Coifman–Rochberg decomposition.
Theorem 4.2 provides a decomposition of any BLO⁺ function f as
 f = λ ln ω + g,
where ω∈A⁺₁ and g∈L^∞. As corollaries:

  • Every BMO⁺ function splits into the sum of two BLO⁺ functions (Corollary 4.3).
  • The distance from a BLO⁺ function to L^∞ is given explicitly by the infimum of the associated λ (Corollary 4.4).

Parabolic extension PBLO⁻_γ(ℝⁿ⁺¹).
The paper then lifts the theory to the parabolic setting with a time lag γ∈(0,½]. A parabolic rectangle R⁻_γ consists of a spatial cube and a time interval shifted backward by γ. The space PBLO⁻_γ is defined analogously to BLO⁺, measuring lower oscillation between a forward and a backward rectangle.

Key results:

  • Theorem 5.3 – PBLO⁻_γ consists precisely of λ ln ω with ω in the parabolic one‑sided A⁺₁(γ) class (weights satisfying a one‑sided parabolic Muckenhoupt condition).
  • Theorem 5.6 – Parabolic John–Nirenberg inequality holds for PBLO⁻_γ.
  • Theorem 5.8 – PBLO⁻_γ is independent of both the time lag γ and the spatial separation of the rectangles.

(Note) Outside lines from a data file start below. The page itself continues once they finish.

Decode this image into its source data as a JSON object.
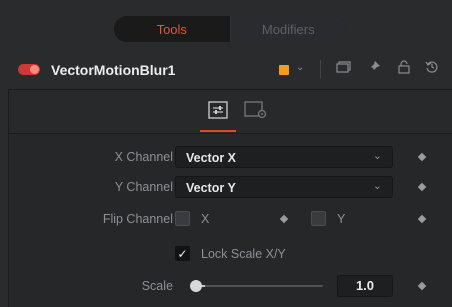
{
  "top_tabs": {
    "tools_label": "Tools",
    "modifiers_label": "Modifiers"
  },
  "node": {
    "name": "VectorMotionBlur1",
    "color": "#f59b1e"
  },
  "controls": {
    "x_channel": {
      "label": "X Channel",
      "value": "Vector X"
    },
    "y_channel": {
      "label": "Y Channel",
      "value": "Vector Y"
    },
    "flip_channel": {
      "label": "Flip Channel",
      "x_label": "X",
      "x_checked": false,
      "y_label": "Y",
      "y_checked": false
    },
    "lock_scale": {
      "label": "Lock Scale X/Y",
      "checked": true
    },
    "scale": {
      "label": "Scale",
      "value": "1.0"
    }
  },
  "colors": {
    "accent": "#e0492c",
    "toggle_on": "#cc3a36"
  }
}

The authors establish the boundedness of the parabolic natural maximal operator N⁻_γ from PBMO⁻_γ to PBLO⁻_γ (Proposition 5.9) and obtain a Bennett‑type characterization (Theorem 5.12).

Coifman–Rochberg decomposition in the parabolic case.
Theorem 5.14 gives f∈PBLO⁻_γ as λ ln ω + g with ω∈A⁺₁(γ) and g∈L^∞. Consequently, any PBMO⁻_γ function can be written as the sum of two PBLO⁻_γ functions (Corollary 5.15), and the distance to L^∞ is quantified (Corollary 5.16).

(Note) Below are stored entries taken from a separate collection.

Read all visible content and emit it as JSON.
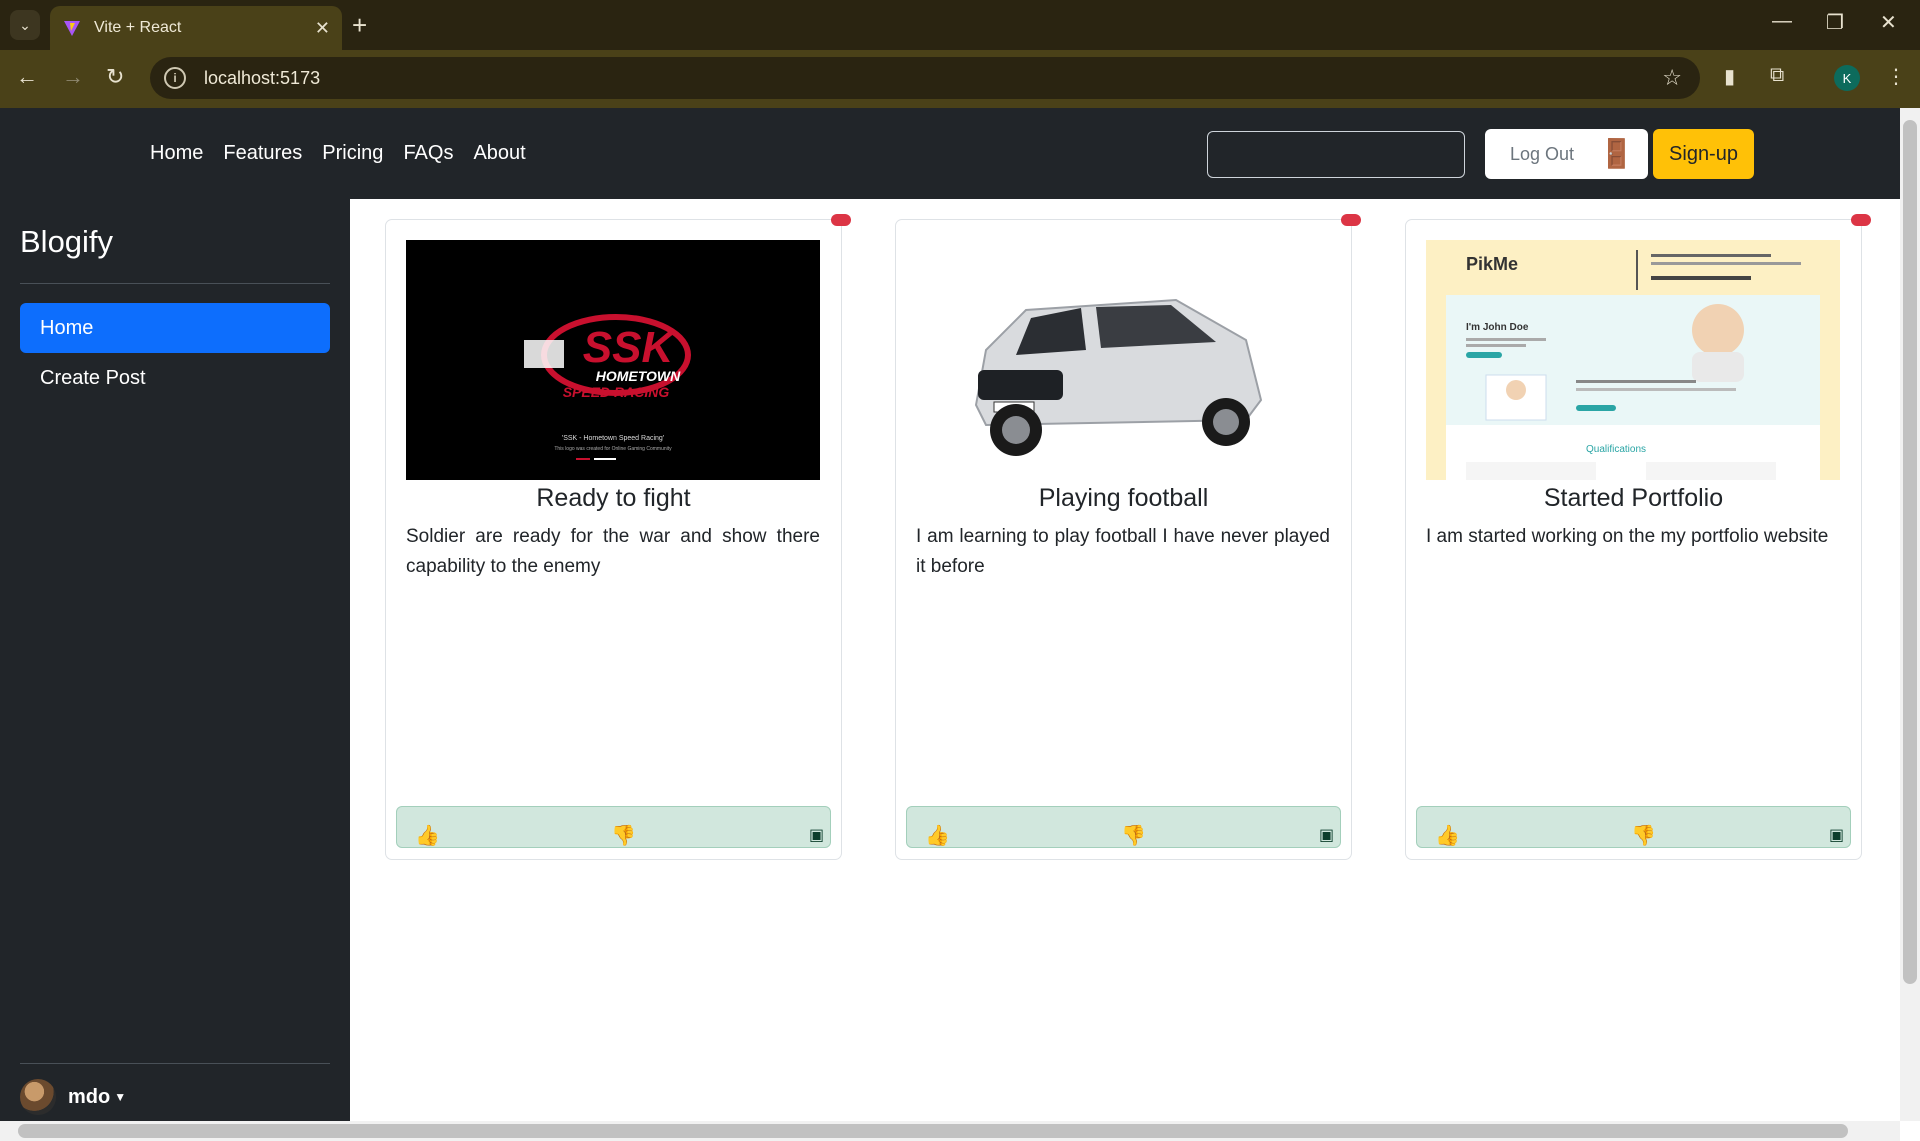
{
  "browser": {
    "tab_title": "Vite + React",
    "url": "localhost:5173",
    "profile_initial": "K"
  },
  "nav": {
    "links": [
      "Home",
      "Features",
      "Pricing",
      "FAQs",
      "About"
    ],
    "search_value": "",
    "logout_label": "Log Out",
    "signup_label": "Sign-up"
  },
  "sidebar": {
    "brand": "Blogify",
    "items": [
      {
        "label": "Home",
        "active": true
      },
      {
        "label": "Create Post",
        "active": false
      }
    ],
    "user": "mdo"
  },
  "posts": [
    {
      "title": "Ready to fight",
      "body": "Soldier are ready for the war and show there capability to the enemy",
      "image": "ssk-logo",
      "image_caption": "'SSK - Hometown Speed Racing'",
      "image_subcaption": "This logo was created for Online Gaming Community"
    },
    {
      "title": "Playing football",
      "body": "I am learning to play football I have never played it before",
      "image": "silver-suv"
    },
    {
      "title": "Started Portfolio",
      "body": "I am started working on the my portfolio website",
      "image": "portfolio-template",
      "image_heading": "PikMe",
      "image_hero": "I'm John Doe",
      "image_section": "Qualifications"
    }
  ],
  "colors": {
    "nav_bg": "#212529",
    "active": "#0d6efd",
    "signup": "#ffc107",
    "actions_bg": "#d1e7dd",
    "badge": "#dc3545"
  }
}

Applications to doubly nonlinear parabolic equations.
The authors consider the doubly nonlinear equation
 ∂ₜ(|u|^{p−2}u) – div(|∇u|^{p−2}∇u) = 0, p∈(1,∞).
They show (Proposition 5.17 and Corollaries 5.18‑5.19) that if u is a weak solution, then the logarithm of its positive part belongs to PBLO⁻_γ, providing a new regularity tool: the lower oscillation of log u is uniformly bounded in space‑time, which yields Harnack‑type estimates and continuity results.

Geometric condition via weak porosity.
Finally, Theorem 5.23 establishes that for a set E⊂ℝⁿ⁺¹, the function –log d_p(·,E) (parabolic distance) can belong to PBLO⁻_γ only if E is weakly porous in the parabolic sense (γ‑FIT weak porosity). This links geometric measure properties of sets with membership in a function space governing PDE regularity.

Overall significance.
The paper fills a long‑standing gap in the endpoint theory of one‑sided BMO by introducing BLO⁺, provides a complete suite of characterizations (weight, John–Nirenberg, maximal operator, Bennett lemma), and extends all these ideas to the parabolic setting with time lag. The results not only deepen the harmonic analysis of one‑sided operators but also supply powerful tools for the study of nonlinear parabolic equations and the geometry of porous sets. The work is likely to influence future research on anisotropic function spaces, weighted estimates for directional operators, and regularity theory for degenerate/singular evolution equations.